Ces nouveaux services seront proposés en sus du projet actuel Enseigner en Ontario. Ils apporteront quelques améliorations à l’éventail de mécanismes de soutien déjà en place, qui compte pour plus de 53 millions $ à travers près d’une centaine de projets relais.

Ces avancées ont bénéficié d’un accueil particulièrement chaleureux au sein de la communauté francophone.

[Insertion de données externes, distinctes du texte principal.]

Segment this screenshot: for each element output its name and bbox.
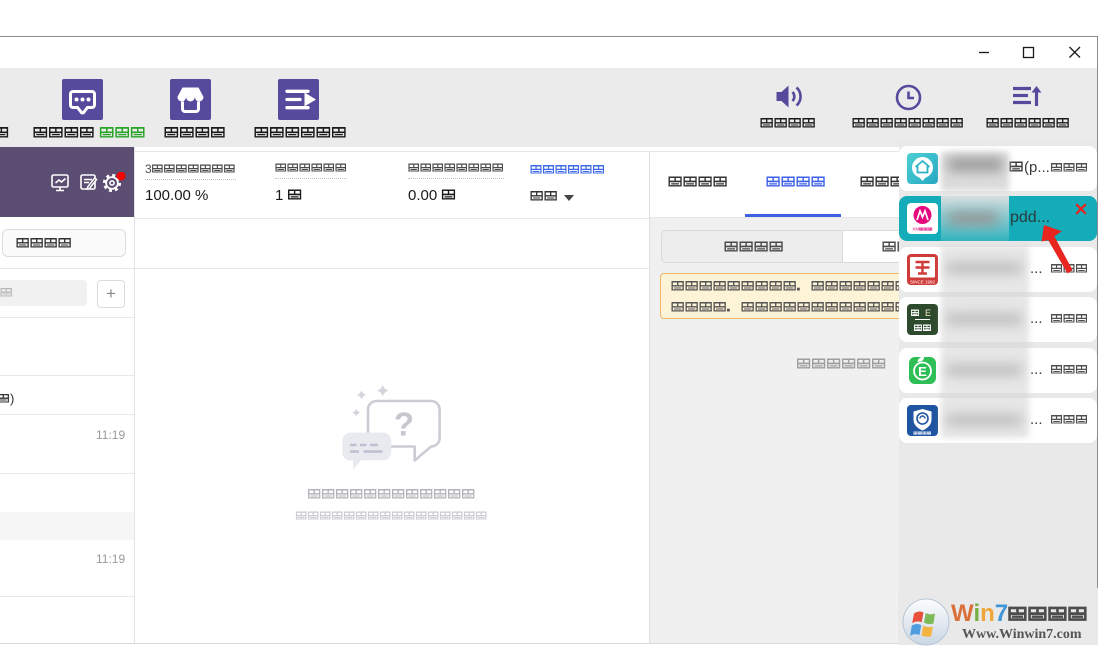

Pour Jacques Pavesi, enseignant à l’école Sainte-Famille immigré de France il y a quelques années, ces annonces s’inscrivent dans une volonté globale du gouvernement d’ouvrir les vannes pour le bien de l’éducation: «Le multiculturalisme est une composante essentielle de la population du Grand Toronto. Le corps professoral se doit d’en être l’un des garants. Ce genre d’initiatives doit être salué parce qu’il met le corps professoral au diapason de la réalité de la classe. À l’image du Grand Toronto, chaque salle de classe est empreinte d’une mixité spécifique, et pas seulement dans le milieu éducatif francophone.»

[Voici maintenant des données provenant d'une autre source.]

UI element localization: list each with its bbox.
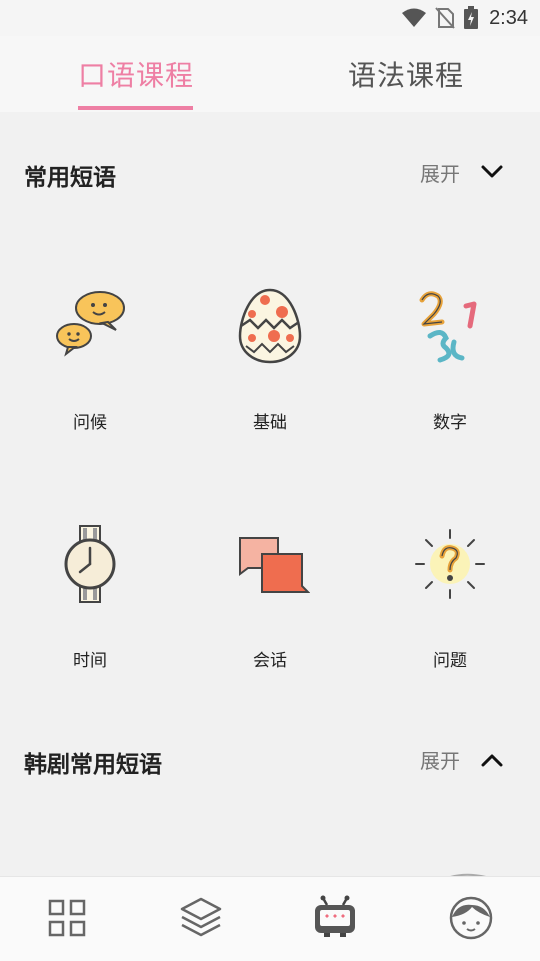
- conversation-icon: [239, 537, 310, 593]
- lesson-label: 会话: [253, 651, 287, 671]
- status-icons: 2:34: [401, 6, 528, 30]
- lesson-greetings[interactable]: 问候: [0, 286, 180, 486]
- lesson-numbers[interactable]: 数字: [360, 286, 540, 486]
- numbers-icon: [419, 291, 477, 363]
- tab-speaking-course[interactable]: 口语课程: [78, 54, 194, 110]
- status-bar: 2:34: [0, 0, 540, 36]
- battery-charging-icon: [464, 6, 479, 29]
- lesson-conversation[interactable]: 会话: [180, 524, 360, 724]
- lesson-label: 问候: [73, 413, 107, 433]
- course-tabs: 口语课程 语法课程: [0, 36, 540, 112]
- lesson-time[interactable]: 时间: [0, 524, 180, 724]
- section-title: 韩剧常用短语: [24, 752, 162, 778]
- no-sim-icon: [435, 7, 455, 29]
- layers-icon[interactable]: [178, 895, 224, 941]
- expand-toggle[interactable]: 展开: [420, 745, 460, 774]
- lesson-label: 问题: [433, 651, 467, 671]
- lesson-basics[interactable]: 基础: [180, 286, 360, 486]
- section-header-common-phrases[interactable]: 常用短语 展开: [0, 158, 540, 198]
- bottom-navigation: [0, 876, 540, 961]
- lesson-label: 时间: [73, 651, 107, 671]
- watch-icon: [64, 525, 116, 603]
- profile-face-icon[interactable]: [448, 895, 494, 941]
- wifi-icon: [402, 8, 427, 27]
- question-icon: [415, 529, 485, 599]
- tab-grammar-course[interactable]: 语法课程: [348, 54, 464, 110]
- chevron-up-icon[interactable]: [478, 747, 506, 771]
- lesson-label: 基础: [253, 413, 287, 433]
- section-title: 常用短语: [24, 165, 116, 191]
- status-time: 2:34: [489, 6, 528, 29]
- egg-icon: [238, 288, 302, 364]
- section-header-kdrama-phrases[interactable]: 韩剧常用短语 展开: [0, 745, 540, 785]
- speech-bubbles-icon: [56, 291, 125, 357]
- active-tab-indicator: [78, 106, 193, 110]
- next-row-peek: [0, 866, 540, 876]
- lesson-questions[interactable]: 问题: [360, 524, 540, 724]
- tv-icon[interactable]: [312, 895, 358, 941]
- grid-icon[interactable]: [44, 895, 90, 941]
- expand-toggle[interactable]: 展开: [420, 158, 460, 187]
- lesson-label: 数字: [433, 413, 467, 433]
- chevron-down-icon[interactable]: [478, 160, 506, 184]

Pour l’enseignant, la situation en Ontario est spécifique, notamment pour des enseignants francophones qui viennent de France: «Le véritable problème ne vient pas de l’équivalence des diplômes. À mon arrivée, tous mes diplômes universitaires ont été reconnus et des équivalences ont été définies. Ce qu’il faut soutenir plus encore, ce sont les stages d’adaptation. L’enseignement est différent d’un pays à l’autre, et il est essentiel qu’un professeur qui vient de région parisienne ne débarque pas en Ontario sans avoir participé à un cursus d’adaptation.»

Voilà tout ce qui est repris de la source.